O Mistério de Mr. Blue - Parte I

Numa bela tarde, emoldurada pelas flores que insistiam em desabrochar naquele início de outono, quando as calçadas já se faziam colorir pelas folhas que, delicadamente, caiam das árvores, Scarlet notou algo diferente no vilarejo onde cavalgava. Em todos os lugares que passava, via uma intensa luz de coloração azul. Nunca havia ocorrido aquilo antes, não com aquela frequência.

Scarlet gostava de desvendar os mistérios, principalmente aqueles próprios do mundo masculinos e o fazia desafiando-os a duelar naquilo que o local produzia.  Devido a isso, ela ainda respondia às provocações do contista, e seu corpo apresentava as marcas dos arranhões do último embate. Também com o cordelista que a desafiou ao galope e, seduzida pela novidade, Scarlet ainda sentia as dores da queda que teve com a última cavalgada.

Mas não parava, desafios, enigmas, mistérios era o que marcava a sua personalidade e que a levava a criar, a viver ... Assim, aquele cavaleiro que chegava era algo desconhecido, pois não se sabia, ainda, o que o moço fazia, de onde vinha, quem era... Não se sabia se ele vinha do norte, ou do sul.

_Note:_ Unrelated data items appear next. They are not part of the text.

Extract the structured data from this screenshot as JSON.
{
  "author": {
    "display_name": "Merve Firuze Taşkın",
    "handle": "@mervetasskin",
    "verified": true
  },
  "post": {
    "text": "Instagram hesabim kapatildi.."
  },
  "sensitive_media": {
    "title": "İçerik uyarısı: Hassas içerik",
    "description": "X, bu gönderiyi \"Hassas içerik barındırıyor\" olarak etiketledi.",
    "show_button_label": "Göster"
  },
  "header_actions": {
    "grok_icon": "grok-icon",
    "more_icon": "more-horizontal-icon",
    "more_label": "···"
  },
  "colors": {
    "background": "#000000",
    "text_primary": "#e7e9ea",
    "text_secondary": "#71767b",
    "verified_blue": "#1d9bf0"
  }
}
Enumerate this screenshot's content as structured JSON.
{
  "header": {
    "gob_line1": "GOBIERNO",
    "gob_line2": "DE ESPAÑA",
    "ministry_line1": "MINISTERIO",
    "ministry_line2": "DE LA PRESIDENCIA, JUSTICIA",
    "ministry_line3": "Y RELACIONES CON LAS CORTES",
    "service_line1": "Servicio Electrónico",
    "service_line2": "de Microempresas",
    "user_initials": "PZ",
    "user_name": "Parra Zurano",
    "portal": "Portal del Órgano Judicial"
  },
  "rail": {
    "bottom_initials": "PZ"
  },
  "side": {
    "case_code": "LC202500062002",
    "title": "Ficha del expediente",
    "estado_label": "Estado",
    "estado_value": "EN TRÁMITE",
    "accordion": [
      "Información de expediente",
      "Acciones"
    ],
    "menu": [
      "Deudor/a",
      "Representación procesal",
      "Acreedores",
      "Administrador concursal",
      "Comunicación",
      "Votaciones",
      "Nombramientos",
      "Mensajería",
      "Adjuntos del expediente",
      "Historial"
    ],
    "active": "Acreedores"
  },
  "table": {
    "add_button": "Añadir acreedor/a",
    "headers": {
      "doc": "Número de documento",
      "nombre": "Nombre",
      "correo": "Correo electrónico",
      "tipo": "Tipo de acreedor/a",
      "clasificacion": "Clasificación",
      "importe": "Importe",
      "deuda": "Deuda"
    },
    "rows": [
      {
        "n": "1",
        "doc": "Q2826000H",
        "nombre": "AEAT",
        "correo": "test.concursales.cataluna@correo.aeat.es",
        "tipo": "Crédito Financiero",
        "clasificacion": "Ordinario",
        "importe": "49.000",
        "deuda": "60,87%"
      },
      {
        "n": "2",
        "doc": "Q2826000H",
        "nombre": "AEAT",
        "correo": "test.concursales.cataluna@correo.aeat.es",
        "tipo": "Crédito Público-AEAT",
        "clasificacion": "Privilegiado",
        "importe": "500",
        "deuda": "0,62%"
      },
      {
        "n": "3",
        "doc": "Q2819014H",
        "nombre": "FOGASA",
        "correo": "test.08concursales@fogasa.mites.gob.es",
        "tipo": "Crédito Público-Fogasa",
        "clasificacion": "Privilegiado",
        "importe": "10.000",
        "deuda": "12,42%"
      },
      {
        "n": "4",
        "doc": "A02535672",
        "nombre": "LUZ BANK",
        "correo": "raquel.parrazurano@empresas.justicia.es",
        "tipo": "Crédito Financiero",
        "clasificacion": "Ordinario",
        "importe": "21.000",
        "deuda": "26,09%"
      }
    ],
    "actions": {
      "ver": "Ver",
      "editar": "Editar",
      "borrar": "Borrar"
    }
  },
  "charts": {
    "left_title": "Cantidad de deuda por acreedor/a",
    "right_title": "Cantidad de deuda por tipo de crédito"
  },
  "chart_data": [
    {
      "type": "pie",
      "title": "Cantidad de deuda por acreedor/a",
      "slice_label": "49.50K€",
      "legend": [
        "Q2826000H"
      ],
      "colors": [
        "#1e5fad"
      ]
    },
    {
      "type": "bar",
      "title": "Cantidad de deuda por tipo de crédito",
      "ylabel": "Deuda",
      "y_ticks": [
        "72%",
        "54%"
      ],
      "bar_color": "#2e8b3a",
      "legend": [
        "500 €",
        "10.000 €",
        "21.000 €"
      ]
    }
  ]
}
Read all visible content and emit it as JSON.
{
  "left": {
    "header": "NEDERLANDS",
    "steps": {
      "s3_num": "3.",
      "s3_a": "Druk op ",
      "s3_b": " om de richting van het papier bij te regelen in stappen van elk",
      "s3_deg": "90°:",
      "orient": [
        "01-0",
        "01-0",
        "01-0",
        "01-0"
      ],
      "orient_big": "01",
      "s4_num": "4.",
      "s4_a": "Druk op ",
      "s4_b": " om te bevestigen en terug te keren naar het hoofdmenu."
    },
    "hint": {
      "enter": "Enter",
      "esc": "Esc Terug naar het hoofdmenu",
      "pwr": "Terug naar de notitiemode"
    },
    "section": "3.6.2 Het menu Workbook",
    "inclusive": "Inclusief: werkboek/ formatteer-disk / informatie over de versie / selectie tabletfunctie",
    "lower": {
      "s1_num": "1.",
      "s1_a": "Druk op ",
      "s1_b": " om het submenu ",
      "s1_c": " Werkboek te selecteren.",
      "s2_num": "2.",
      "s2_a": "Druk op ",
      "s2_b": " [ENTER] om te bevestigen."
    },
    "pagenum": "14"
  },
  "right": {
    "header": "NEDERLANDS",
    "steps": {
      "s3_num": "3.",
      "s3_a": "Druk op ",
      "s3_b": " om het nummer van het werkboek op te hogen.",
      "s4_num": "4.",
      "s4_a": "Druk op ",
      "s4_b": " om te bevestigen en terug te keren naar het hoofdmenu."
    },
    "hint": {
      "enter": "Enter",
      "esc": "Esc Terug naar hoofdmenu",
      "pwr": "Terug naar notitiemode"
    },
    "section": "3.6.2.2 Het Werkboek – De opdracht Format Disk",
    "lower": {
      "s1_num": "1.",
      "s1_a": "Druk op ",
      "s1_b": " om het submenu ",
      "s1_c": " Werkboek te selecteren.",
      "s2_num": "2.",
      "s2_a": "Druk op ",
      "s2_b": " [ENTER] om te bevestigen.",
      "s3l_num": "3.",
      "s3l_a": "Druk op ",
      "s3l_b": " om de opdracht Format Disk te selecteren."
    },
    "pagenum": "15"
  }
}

Ou mesmo se era imigrante ou extra-terrestre. Poderia ser também um anjo, vindo expiar do céu. Quem saberia?

Atenta ao que observava, viu, ao longe, um vulto que caminhava sem compromisso. Chegou assim, misteriosamente, envolto em espessas brumas. A névoa que envolvia o enigmático cavaleiro parecia sair de seu próprio corpo, impossibilitando a qualquer pessoa conhecer os seus traços e mesmo sua idade. Ele se fez logo notar, devido à sua educação requintada, ao estilo dos nobres cavaleiros medievais.

Mr. Blue entrou na comunidade cumprimentando a todos, com gestos meticulosamente estudados e elegantes. Apenas à amazona, deliberadamente, evitou.

Scarlet, com olhar sagaz, seguia-o, querendo decifrar-lhe, tal como se espera fazer diante de uma esfinge: Decifra-a ou te devora!

O cavaleiro misterioso trajava vestes escuras, coerentes com a fantasia que parecia querer provocar. Na cabeça, um chapéu de abas delicadamente dobradas, caindo sobre o seu rosto, escondendo os seus olhos. Mr. Blue parecia ser alto, magro, com fortes e rijos músculos que se denunciavam sob as finas fibras de suas vestes. Tinha cabelos longos, amarrados à moda indígena.

Mas, parecendo não combinar com a personagem Mr. Blue trazia um violão no ombro e uma caneta de pena no bolso. Quem era a figura misteriosa? Indagava-se a amazona.

Scarlet não conseguia deixar o tempo ao tempo. Não! Era por demais impulsiva a ariana. Num galope rápido, pôs-se a buscar o cavaleiro que já havia desaparecido como fumaça, nos poucos minutos daquele espaço. Não havia no local nem mais a tinta azul de sua caneta, com a qual fazia questão de se apresentar.

Sem se deixar abater, Scarlet continuou a galopar e... Ei-lo, estava lá! Descansadamente recostado a uma das paredes do Canto, com uma das pernas levemente cruzada sobre o joelho da outra, com a viola na mão e um leve sorriso que arqueava, sutilmente, os cantos de sua boca e que parecia dizer: Eu sabia que tu não aguentarias de curiosidade!

Freando seu alazão, Scarlet posicionou-se frente à frente a Mr. Blue, mirando-o, fulminantemente, nos olhos, mas nada conseguia desvendar, nem mesmo a cor daquele olhar escondido por uma grossa camada de fumaça.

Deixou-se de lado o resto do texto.